Forget his heavy-handed fund-raising that has created the appearance of policy for sale. Instead, look at his handling of the California Public Employees Retirement System (CalPERS), one of the nation’s largest pension funds, with $132 billion in assets for more than 1.3 million members.
Since 1998, every board member-the governor appoints four and influences the election of six others-has been either a Democratic Party or labor union official. Alas, the board’s business acumen has not matched its political connections. Assets have dropped $44 billion-from $176 billion-and CalPERS is underperforming other funds.
In response, CalPERS has hiked health insurance premiums for its employees by 25% and imposed a 2.8% payroll levy on school districts to replenish its assets and finance the $250-million expansion of the CalPERS headquarters. Long the self-anointed scourge of corporate America, CalPERS’s halo has slipped. For instance, some board members were paid consultants for Enron and affiliated with institutions that received donations from the company. In turn, CalPERS invested in Enron stock and the infamous partnerships.
CalPERS proudly undertakes “corporate governance actions” against companies it believes to have misbehaved. However, it ignored Bernard L. Schwartz, chairman of Loral Space & Communications-and a major Democratic Party donor. Loral’s stock price crashed from $30 a share in 1998 to 30 cents last fall because of poor investments and a Justice Department investigation for illegal technology transfers to China.

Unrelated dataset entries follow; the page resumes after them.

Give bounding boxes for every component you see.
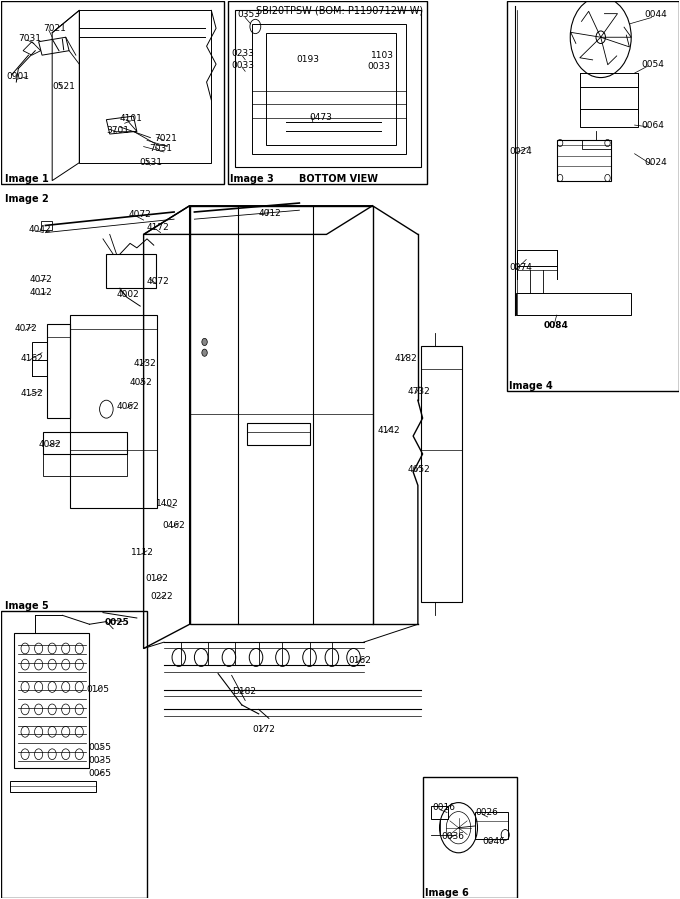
Text: 0102: 0102 bbox=[145, 574, 168, 583]
Text: 4652: 4652 bbox=[408, 465, 430, 474]
Bar bbox=[1, 2, 224, 184]
Circle shape bbox=[202, 338, 207, 345]
Circle shape bbox=[596, 31, 605, 43]
Text: 0462: 0462 bbox=[163, 521, 186, 530]
Text: Image 5: Image 5 bbox=[5, 601, 48, 610]
Text: BOTTOM VIEW: BOTTOM VIEW bbox=[299, 174, 378, 184]
Text: 4732: 4732 bbox=[408, 387, 430, 396]
Text: 4052: 4052 bbox=[130, 378, 153, 387]
Text: 0233: 0233 bbox=[232, 49, 254, 58]
Text: Image 3: Image 3 bbox=[230, 174, 273, 184]
Text: 0105: 0105 bbox=[86, 685, 109, 694]
Text: 7031: 7031 bbox=[18, 33, 41, 42]
Text: 0036: 0036 bbox=[441, 832, 464, 841]
Text: Image 1: Image 1 bbox=[5, 174, 48, 184]
Text: 1112: 1112 bbox=[131, 548, 154, 557]
Text: D182: D182 bbox=[232, 687, 256, 696]
Text: 0046: 0046 bbox=[482, 837, 505, 846]
Text: 4082: 4082 bbox=[39, 440, 61, 449]
Text: 0033: 0033 bbox=[232, 60, 254, 69]
Text: 0033: 0033 bbox=[367, 62, 390, 71]
Text: 0035: 0035 bbox=[88, 756, 111, 765]
Text: 4072: 4072 bbox=[30, 275, 52, 284]
Text: 0172: 0172 bbox=[252, 725, 275, 734]
Text: 0065: 0065 bbox=[88, 769, 111, 778]
Text: 0025: 0025 bbox=[104, 618, 129, 627]
Text: 0162: 0162 bbox=[348, 655, 371, 664]
Text: 0064: 0064 bbox=[641, 120, 664, 129]
Text: 7031: 7031 bbox=[149, 144, 172, 153]
Text: 4142: 4142 bbox=[377, 426, 400, 435]
Text: 4062: 4062 bbox=[116, 402, 139, 411]
Text: 0054: 0054 bbox=[641, 59, 664, 68]
Text: 4042: 4042 bbox=[29, 225, 51, 234]
Circle shape bbox=[202, 349, 207, 356]
Bar bbox=[41, 221, 52, 230]
Text: Image 6: Image 6 bbox=[424, 887, 469, 897]
Text: 4072: 4072 bbox=[129, 210, 152, 219]
Bar bbox=[265, 32, 396, 145]
Text: 4152: 4152 bbox=[20, 388, 43, 397]
Text: SBI20TPSW (BOM: P1190712W W): SBI20TPSW (BOM: P1190712W W) bbox=[256, 6, 424, 16]
Text: 1103: 1103 bbox=[371, 50, 394, 59]
Text: 0016: 0016 bbox=[432, 804, 456, 813]
Text: 4002: 4002 bbox=[116, 290, 139, 299]
Text: 4012: 4012 bbox=[30, 289, 52, 298]
Text: 0521: 0521 bbox=[52, 82, 75, 91]
Text: 0084: 0084 bbox=[543, 321, 568, 330]
Text: 4072: 4072 bbox=[15, 324, 37, 333]
Text: 0074: 0074 bbox=[509, 263, 532, 272]
Text: 0044: 0044 bbox=[645, 10, 668, 20]
Text: 4182: 4182 bbox=[394, 354, 417, 363]
Bar bbox=[1, 610, 147, 897]
Text: 1402: 1402 bbox=[156, 499, 179, 508]
Bar bbox=[252, 23, 407, 154]
Text: 3701: 3701 bbox=[106, 126, 129, 135]
Bar bbox=[235, 11, 422, 167]
Text: 4162: 4162 bbox=[20, 353, 43, 362]
Text: 0353: 0353 bbox=[237, 10, 260, 20]
Text: 0222: 0222 bbox=[150, 592, 173, 601]
Text: 4012: 4012 bbox=[258, 209, 282, 218]
Text: Image 2: Image 2 bbox=[5, 194, 48, 204]
Bar bbox=[507, 2, 679, 391]
Text: Image 4: Image 4 bbox=[509, 381, 553, 391]
Text: 7021: 7021 bbox=[44, 23, 66, 32]
Text: 0901: 0901 bbox=[7, 72, 30, 81]
Text: 4101: 4101 bbox=[120, 114, 143, 123]
Text: 0024: 0024 bbox=[509, 147, 532, 156]
Text: 0026: 0026 bbox=[475, 808, 498, 817]
Text: 0055: 0055 bbox=[88, 743, 111, 752]
Text: 0473: 0473 bbox=[309, 113, 333, 122]
Text: 4132: 4132 bbox=[133, 359, 156, 368]
Bar bbox=[423, 777, 517, 897]
Text: 0024: 0024 bbox=[645, 158, 668, 167]
Text: 4072: 4072 bbox=[147, 278, 170, 287]
Text: 0531: 0531 bbox=[139, 158, 163, 167]
Text: 7021: 7021 bbox=[154, 134, 177, 143]
Bar bbox=[228, 2, 426, 184]
Text: 4172: 4172 bbox=[147, 223, 170, 232]
Text: 0193: 0193 bbox=[296, 55, 319, 64]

The fund invested $760 million in the Yucaipa Co., owned by billionaire Ronald Burkle. He donated to the campaigns of Gov. Davis, State Controller Kathleen Connell and Treasurer Philip Angelides, both statutory board members, and San Francisco Mayor Willie Brown, appointed to the board by Davis. Brown also collected $30,000 in legal fees from another Burkle company.
Moreover, CalPERS put $100 million into Premier Pacific Vineyards, whose co-CEO, Richard Wollack, contributed to both Angelides and Connell and is a major Gray Davis fund-raiser.
After a poor investment performance, the board decided to stop releasing its private equity results until sued by the San Jose Mercury News.
Given this record, Gov. Davis should be cleaning up CalPERS. Instead, two years ago he appointed Brown to the board. In January, Davis reappointed Brown. Now Davis wants the board to elect the mayor as its president.
Brown glories in his excesses, on display for the last seven years as mayor and the previous 14-plus as Assembly speaker. Reports Sacramento Bee columnist Dan Walters: “When Brown commanded the Assembly during the 1980s, the house became infamous for its anything-goes attitude. If he didn’t directly participate in the systematic corruption-and no one has yet produced evidence that he did-he certainly set a tone.”
Speaker Brown was even more rigorous than Gov. Davis in shaking down lobbyists and interest groups for campaign contributions. His system of “tithing” forced underlings to raise money for him to distribute.
A five-part San Francisco Chronicle series painted a stunning picture of legal corruption-using government as a patronage machine, funneling government benefits to political loyalists, and squeezing the beneficiaries of mayoral decisions for campaign “soft money.”
This is the man Gov. Davis wants running the state workers’ pension system? Complains California State Assemblyman Ray Haynes, (R.-Murrietta), entrusting “state employee pension money to someone whose major credentials are his political connections sends the wrong message to Wall Street and state employees.”
It’s no surprise that Democrats are challenging the Bush Administration’s economic record. They would have more credibility, however, if their recently re-elected governor of the nation’s largest state wasn’t a poster child for both ethical and financial malfeasance.